Wilco, America's shiniest rock object, showed up for work Saturday night at 8:30 on the dot. High expectations among the sold-out Overture Hall crowd had soared even higher Friday with news that the group would live stream their Madison performance. Would the boys bring it even harder with world-wide screens blinking?
The answer is yes. The multi-age crowd watched Wilco's most generous set so far this tour. A whopping 28 songs included tunes harvested from at least six of the band's records.
Wilco has always been lead singer-songwriter Jeff Tweedy. Until now. Lead guitarist Nels Cline has fused himself so completely, so organically, into the band's dramatic music. His side of the stage was set up like a miniature guitar lab: instrument cabinet cradling six axes, pedals, loop boxes, pre-amps, mixers. All of which helped him conjure a sonic soup that makes Wilco provocative even when he's playing in the shadow of the melody.
During "Impossible Germany," Cline's shimmering notes exploded from his guitar like pieces from a broken mirror. He was so fearless in his playing of this number, turning it into a therapy session, wresting emotion from, and thrusting it into, his solo break. His hands are huge, the left one suffocating the neck. Yet delicate music, together with bombastic, when called for, comes from them.
He's a patient player, too, but it was fun watching as he became more and more aroused when the music emerged from his intense soloing and landed softly back onto the pillow of the familiar melody.
Tweedy's strong voice has a pleasing density to it these days. It's like it's made of the same wood as his guitars. This is true even when he sings falsetto, which he did quite a bit last night. Still, one of the most fun moments of the program was when Tweedy handed the vocals of "Jesus, etc." over to the audience for a round of Wilco-oke.

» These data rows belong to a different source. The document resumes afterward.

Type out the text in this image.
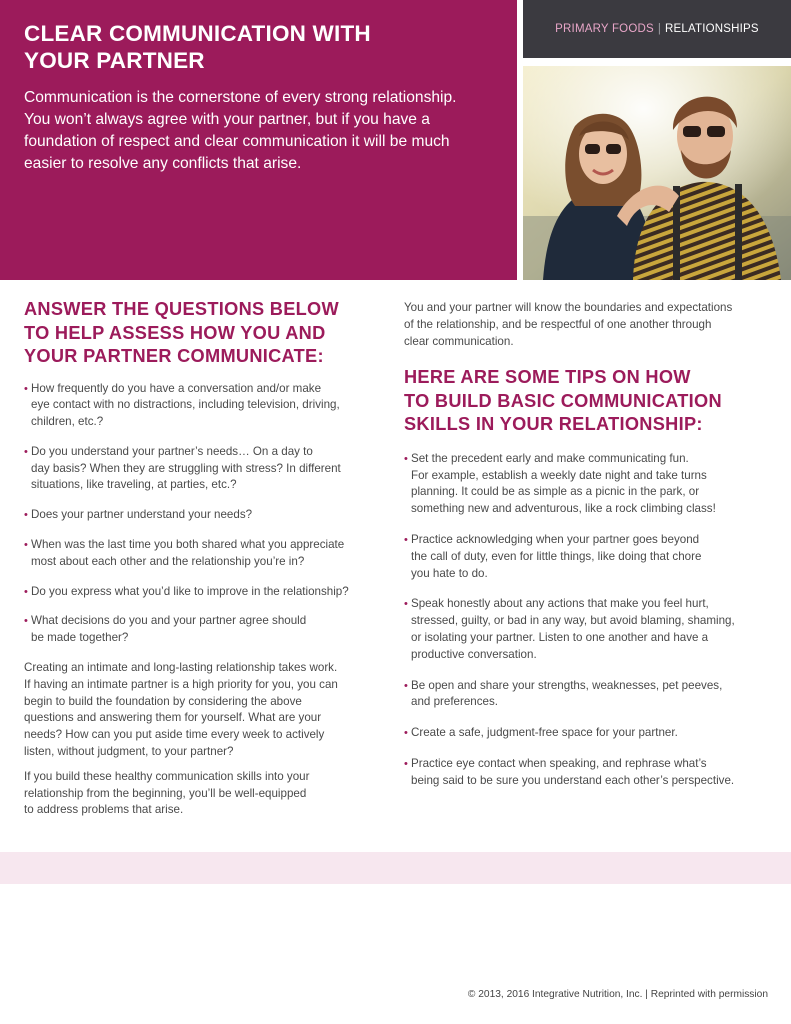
CLEAR COMMUNICATION WITH
YOUR PARTNER

Communication is the cornerstone of every strong relationship.
You won’t always agree with your partner, but if you have a
foundation of respect and clear communication it will be much
easier to resolve any conflicts that arise.

PRIMARY FOODS | RELATIONSHIPS
ANSWER THE QUESTIONS BELOW
TO HELP ASSESS HOW YOU AND
YOUR PARTNER COMMUNICATE:
• How frequently do you have a conversation and/or make
eye contact with no distractions, including television, driving,
children, etc.?
• Do you understand your partner’s needs… On a day to
day basis? When they are struggling with stress? In different
situations, like traveling, at parties, etc.?
• Does your partner understand your needs?
• When was the last time you both shared what you appreciate
most about each other and the relationship you’re in?
• Do you express what you’d like to improve in the relationship?
• What decisions do you and your partner agree should
be made together?

Creating an intimate and long-lasting relationship takes work.
If having an intimate partner is a high priority for you, you can
begin to build the foundation by considering the above
questions and answering them for yourself. What are your
needs? How can you put aside time every week to actively
listen, without judgment, to your partner?

If you build these healthy communication skills into your
relationship from the beginning, you’ll be well-equipped
to address problems that arise.

You and your partner will know the boundaries and expectations
of the relationship, and be respectful of one another through
clear communication.

HERE ARE SOME TIPS ON HOW
TO BUILD BASIC COMMUNICATION
SKILLS IN YOUR RELATIONSHIP:
• Set the precedent early and make communicating fun.
For example, establish a weekly date night and take turns
planning. It could be as simple as a picnic in the park, or
something new and adventurous, like a rock climbing class!
• Practice acknowledging when your partner goes beyond
the call of duty, even for little things, like doing that chore
you hate to do.
• Speak honestly about any actions that make you feel hurt,
stressed, guilty, or bad in any way, but avoid blaming, shaming,
or isolating your partner. Listen to one another and have a
productive conversation.
• Be open and share your strengths, weaknesses, pet peeves,
and preferences.
• Create a safe, judgment-free space for your partner.
• Practice eye contact when speaking, and rephrase what’s
being said to be sure you understand each other’s perspective.
© 2013, 2016 Integrative Nutrition, Inc. | Reprinted with permission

The audience nailed it. All through it Tweedy played guitar with an outlaw grin, mouthing the words to prompt the singing. The band brought the entire arrangement down three notches so that the audience vocals fit the mix as perfectly as if the arrangement had been worked out in sound check.
New Orleans native, bassist John Stirratt, is a talented composer in his own right. His composer ear guides him on the bass and with his singing. Wilco songs are angular and dry. Stirratt's harmony vocals are as important to the making of them as anything, especially since he's really the only other voice of the band besides Tweedy.
Stirratt's singing on the loping "Hate It Here" poured salt into the wound of the song's lonely character, abandoned and out of ideas.
Fellow Chicagoans Califone opened the night and then returned to the stage late in Wilco's set to help bring "California Stars." Extended soloing didn't get in the way of the song's gorgeous lullaby sound. Instead it softened it even more. The presentation had a show-ender feel to it, but no. There were five more songs to come.
Tweedy dedicated "Walken" to his wife. It was as psychedelic as folk pop gets. The telecasted, urgent dot-dot-dot guitar preamble in the song crashed with tension. Then, like so many of Tweedy's tunes, the music sailed into safe places, briefly, before it turns back out to rough seas.
Tweedy looks pretty rough but seems to be more sprightly than ever. Somewhere along the line people made up their mind that he was a stage curmudgeon, and that was based partly in fact. But he's clearly digging performing live now. It always amuses me that people shout requests at acts like Wilco, a band that sticks to its set list for a reason. It must be a compliment to have your life's work shouted at you.
I heard from a few people during the show that the live stream was a technical bust. Too bad. If only Internet fans could have seen Tweedy lead the band through the ferocious take of "Heavy Metal Drummer," brush stroking his slotted-head 12 string, audience members smiling like cult recruits, drinking beer from their Overture tippy cups.